Im vorgestrigen Morgengrauen knatterten Hubschrauber über Bayersbonn, SEK-Beamte ließen sich an Seilen herab, kurz danach überflutete ein 27-köpfiges Team der Staatsanwaltschaft Reith im Winkl die Redaktionsräume der Pillen-Postille, um Beweismittel und verschreibungsfreie Bescheißmittel sicherzustellen. In ihrer neuesten Ausgabe hatte die Apotheken-Rundumschau mit dem Slogan „Gesünder sterben“ getitelt, worauf die CSU-Verordnete Mechthild von der Klamm im Plenum einen Tobsuchtsanfall bekam. Es war 18.31 Uhr, als Bundesabendspräsident Norbert B. Lämmert eilig von seinem Hochsitz kletterte und die entfesselte Bajuwarin beruhigend umarmte, allerdings erfolglos, denn sie trat ihm unter dem Ausruf „Preußischer Saubär!“ unvermittelt ins Gemächt. Als ein muskulöser Saaldiener einschreiten wollte, warf sich die eben noch dösende, doch plötzlich mit Stricknadeln bewaffnete Claudia Roth schützend vor ihre Geschlechtsgenossin und erklärte das Reichstagsgebäude ab sofort zum Frauenhaus.

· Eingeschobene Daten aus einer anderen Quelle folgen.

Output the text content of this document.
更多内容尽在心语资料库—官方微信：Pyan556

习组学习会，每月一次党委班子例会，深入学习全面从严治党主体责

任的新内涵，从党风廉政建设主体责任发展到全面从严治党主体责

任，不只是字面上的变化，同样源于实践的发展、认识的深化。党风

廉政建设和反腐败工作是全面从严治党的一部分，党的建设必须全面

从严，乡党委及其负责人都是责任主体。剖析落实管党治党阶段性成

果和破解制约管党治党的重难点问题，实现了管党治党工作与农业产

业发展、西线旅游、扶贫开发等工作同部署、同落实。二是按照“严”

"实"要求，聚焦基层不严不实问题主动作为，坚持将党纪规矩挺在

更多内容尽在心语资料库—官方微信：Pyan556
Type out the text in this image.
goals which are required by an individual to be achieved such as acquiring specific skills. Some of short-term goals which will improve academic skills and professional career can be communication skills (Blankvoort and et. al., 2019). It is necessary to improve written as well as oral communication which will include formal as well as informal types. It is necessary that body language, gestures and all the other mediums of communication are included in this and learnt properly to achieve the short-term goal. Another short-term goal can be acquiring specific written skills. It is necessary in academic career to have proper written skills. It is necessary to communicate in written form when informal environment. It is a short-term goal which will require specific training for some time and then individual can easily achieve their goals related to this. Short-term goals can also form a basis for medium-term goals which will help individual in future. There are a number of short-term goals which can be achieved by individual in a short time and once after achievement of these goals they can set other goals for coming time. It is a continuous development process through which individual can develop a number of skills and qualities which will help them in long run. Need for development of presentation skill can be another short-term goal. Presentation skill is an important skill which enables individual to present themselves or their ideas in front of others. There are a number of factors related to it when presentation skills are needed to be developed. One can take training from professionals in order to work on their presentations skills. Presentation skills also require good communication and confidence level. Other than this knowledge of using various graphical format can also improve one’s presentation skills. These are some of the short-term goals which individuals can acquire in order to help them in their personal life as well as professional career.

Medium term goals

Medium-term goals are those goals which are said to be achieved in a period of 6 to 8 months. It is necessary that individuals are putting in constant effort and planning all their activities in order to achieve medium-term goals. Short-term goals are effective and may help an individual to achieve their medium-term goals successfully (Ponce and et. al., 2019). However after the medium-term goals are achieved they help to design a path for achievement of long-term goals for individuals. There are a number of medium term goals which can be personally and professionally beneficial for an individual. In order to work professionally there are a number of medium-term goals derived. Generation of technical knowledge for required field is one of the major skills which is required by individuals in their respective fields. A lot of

Noch am selben Abend trat der älteste Bundesrat zu einer Krisensitzung zusammen, auf der mehrstimmig beschlossen wurde, dass der Status des Reichstagsgebäudes als geschlechtsneutraler Kuppelbau nicht angetastet werden dürfe. Die Einvernahme der beiden in den Eklat involvierten Damen scheiterte, weil Mechthild von der Klamm den Präsidenten bereits wegen sexistischer Nötigung angezeigt hatte und sich bei dem anschwebenden Verfahren nicht entäußern wollte. Claudia Roth reagierte immer gleich: „Ohne mein Alltours sag ich nichts.“ Um sie zu einer Aussage zu bewegen, bediente sich der älteste Bundesrat aus dem Reptilienfonds – daraus wird der Verordneten Roth eine Dienstreise nach Antalya finanziert, zum Zwecke der Völkerverständigung, eingeschlossen ein Zimmer mit seitlichem Meerblick und der Besuch einer Lederwarenfabrik in Anatolien. Außerdem verfasste der älteste Bundesrat einen Appell an den deutschen Presserat, die Apotheken-Rundumschau wegen ihres lebensfeindlichen Geschäftsgebarens abzumahnen – vor allem dürfe die Apotheken-Rundumschau nicht mehr für strychnin- und arsenhaltige Lutschtabletten werben, auch dann nicht, wenn in den Anzeigen der Verzehr erst ab einem Alter von 65 Jahren empfohlen wird.